La chaleur de la paume de Jean-Baptiste a un effet apaisant sur toi. Tu sens une tension dans le haut du dos se dissiper quelque peu. Dans le mic-mac et la confusion tu trouves un point de repère. Il y a cette voix familière. La force tranquille du Français. Celle qui maintient votre meute. Je te comprends. Pour moi aussi c’est un son rassurant. Peut-être un peu moins que la voix de Rylee. Mais quand même !
« Dormir… ouais. » Il parle comme celui qui ne croit plus en rien. Parce que c’est vrai aujourd’hui il ne croit plus en rien. Si ce n’est en ce fils envers lequel il se sent défaillant depuis des années.

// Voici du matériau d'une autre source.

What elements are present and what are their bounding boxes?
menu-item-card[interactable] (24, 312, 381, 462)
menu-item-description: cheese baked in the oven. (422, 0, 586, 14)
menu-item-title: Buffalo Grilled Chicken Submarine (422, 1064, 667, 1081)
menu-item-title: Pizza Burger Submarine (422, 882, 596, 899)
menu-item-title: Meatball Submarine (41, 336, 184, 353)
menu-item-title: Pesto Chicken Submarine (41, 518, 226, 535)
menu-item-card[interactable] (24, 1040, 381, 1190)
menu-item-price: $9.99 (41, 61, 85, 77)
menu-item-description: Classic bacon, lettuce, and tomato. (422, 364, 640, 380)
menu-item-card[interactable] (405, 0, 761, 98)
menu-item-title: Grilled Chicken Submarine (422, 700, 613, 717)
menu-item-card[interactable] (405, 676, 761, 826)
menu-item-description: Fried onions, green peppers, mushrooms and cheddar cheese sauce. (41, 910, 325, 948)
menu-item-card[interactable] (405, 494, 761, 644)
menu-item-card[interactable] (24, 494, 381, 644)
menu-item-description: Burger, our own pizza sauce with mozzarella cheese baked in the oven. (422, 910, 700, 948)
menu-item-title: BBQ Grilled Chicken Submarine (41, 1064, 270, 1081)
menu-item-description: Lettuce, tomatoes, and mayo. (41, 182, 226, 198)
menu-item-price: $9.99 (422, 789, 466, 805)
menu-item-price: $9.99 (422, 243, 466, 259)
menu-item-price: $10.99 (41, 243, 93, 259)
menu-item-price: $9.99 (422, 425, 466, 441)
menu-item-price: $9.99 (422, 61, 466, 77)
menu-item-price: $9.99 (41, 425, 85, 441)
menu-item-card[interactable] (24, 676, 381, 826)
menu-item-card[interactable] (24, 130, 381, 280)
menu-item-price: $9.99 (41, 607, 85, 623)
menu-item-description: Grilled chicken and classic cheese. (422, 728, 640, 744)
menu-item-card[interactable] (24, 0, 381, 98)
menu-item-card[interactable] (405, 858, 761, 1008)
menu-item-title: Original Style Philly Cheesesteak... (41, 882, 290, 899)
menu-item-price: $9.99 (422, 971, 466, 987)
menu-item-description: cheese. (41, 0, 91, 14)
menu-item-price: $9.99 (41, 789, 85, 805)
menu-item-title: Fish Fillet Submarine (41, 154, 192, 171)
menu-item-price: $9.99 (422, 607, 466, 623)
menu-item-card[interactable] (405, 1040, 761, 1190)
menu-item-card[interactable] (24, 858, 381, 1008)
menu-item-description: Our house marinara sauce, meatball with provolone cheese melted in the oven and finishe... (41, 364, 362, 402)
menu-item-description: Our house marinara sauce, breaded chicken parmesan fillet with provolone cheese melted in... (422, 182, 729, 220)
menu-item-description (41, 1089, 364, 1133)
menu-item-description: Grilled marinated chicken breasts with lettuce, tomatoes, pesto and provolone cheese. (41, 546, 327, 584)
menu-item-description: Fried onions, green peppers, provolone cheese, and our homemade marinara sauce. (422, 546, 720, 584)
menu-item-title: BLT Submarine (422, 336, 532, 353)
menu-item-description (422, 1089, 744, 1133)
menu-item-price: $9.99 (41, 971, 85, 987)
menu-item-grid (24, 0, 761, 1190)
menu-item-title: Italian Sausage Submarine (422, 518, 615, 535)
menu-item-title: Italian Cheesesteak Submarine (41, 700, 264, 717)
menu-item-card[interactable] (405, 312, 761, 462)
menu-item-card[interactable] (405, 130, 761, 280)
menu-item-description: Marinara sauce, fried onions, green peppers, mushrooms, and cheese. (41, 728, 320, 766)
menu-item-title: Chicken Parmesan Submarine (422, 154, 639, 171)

Le plat reste à moitié terminé quand Sanders se lève de table. Il lance un regard envieux en direction du paquet de cigarettes. Mais ses mains sont sages. La nourriture faire son chemin en lui. La digestion va commencer et déjà une partie de l’énergie interne est réquisitionnée pour cette étape naturelle. Junior traîne des pieds. Il passe dans le couloir sombre et vide de l’appartement. Le peu de décorations sont arrivées ici par l’intermédiaire d’Izaline. La jeune femme jugeant l’endroit vide et déprimant. La chambre n’est pas spécialement plus aménagée. Megara n’est plus là pour apporter de cette “touche” féminine d’une belle époque.
Ne regardes pas trop l’état de la chambre à coucher JB. C’est un foutoir. Quand je parles de foutoir je veux aussi dire qu’il y a également une paire de drap qui n’est pas de la première fraîcheur. N’allons pas jusqu’à dire que Zac est un coureur de jupons. Disons juste que depuis que tout part en vrille il comble le vide existentialiste par… tous les trous. Reconnaît qu’elle est pas mal celle-là ? De ce que je sais il y a la petite secrétaire du troisième. Ou Angel aussi de temps à autre. Ce qui est bien c’est qu’elles savent toutes les deux à qui elles ont à faire.
« Pt’ain j’ai la tête qui tourne. » Grogne l’animal en se laissant choir sur le lit défoncé. Le sommier grince. C’est un vieux matos que Sanders a récupéré dans une décharge. Il ne voulait pas investir dans de l’ameublement. Ce qui a pour conséquence qu’il doit encore plus mal quand il se retrouve dans une mauvaise période. « Brroarf. » Junior s’ébroue, prit d’un coup de froid. Il attrape vivement la couette roulée en boule au bout du lit pour s’en recouvrir. Il s’y niche, calfeutré, comme la bête dans son terrier.
Il respire fort sous le tissu. Le mouvement des épaules fait un léger remou. Celui-ci ralentit peu à peu. Une fois encore l'Inspecteur Lemoine a évité que tout parte totalement à volo.... pour l'instant. Cependant, l'enquête qu'ils s'apprêtent à poursuivre risquerait bien de tout foutre en l'air.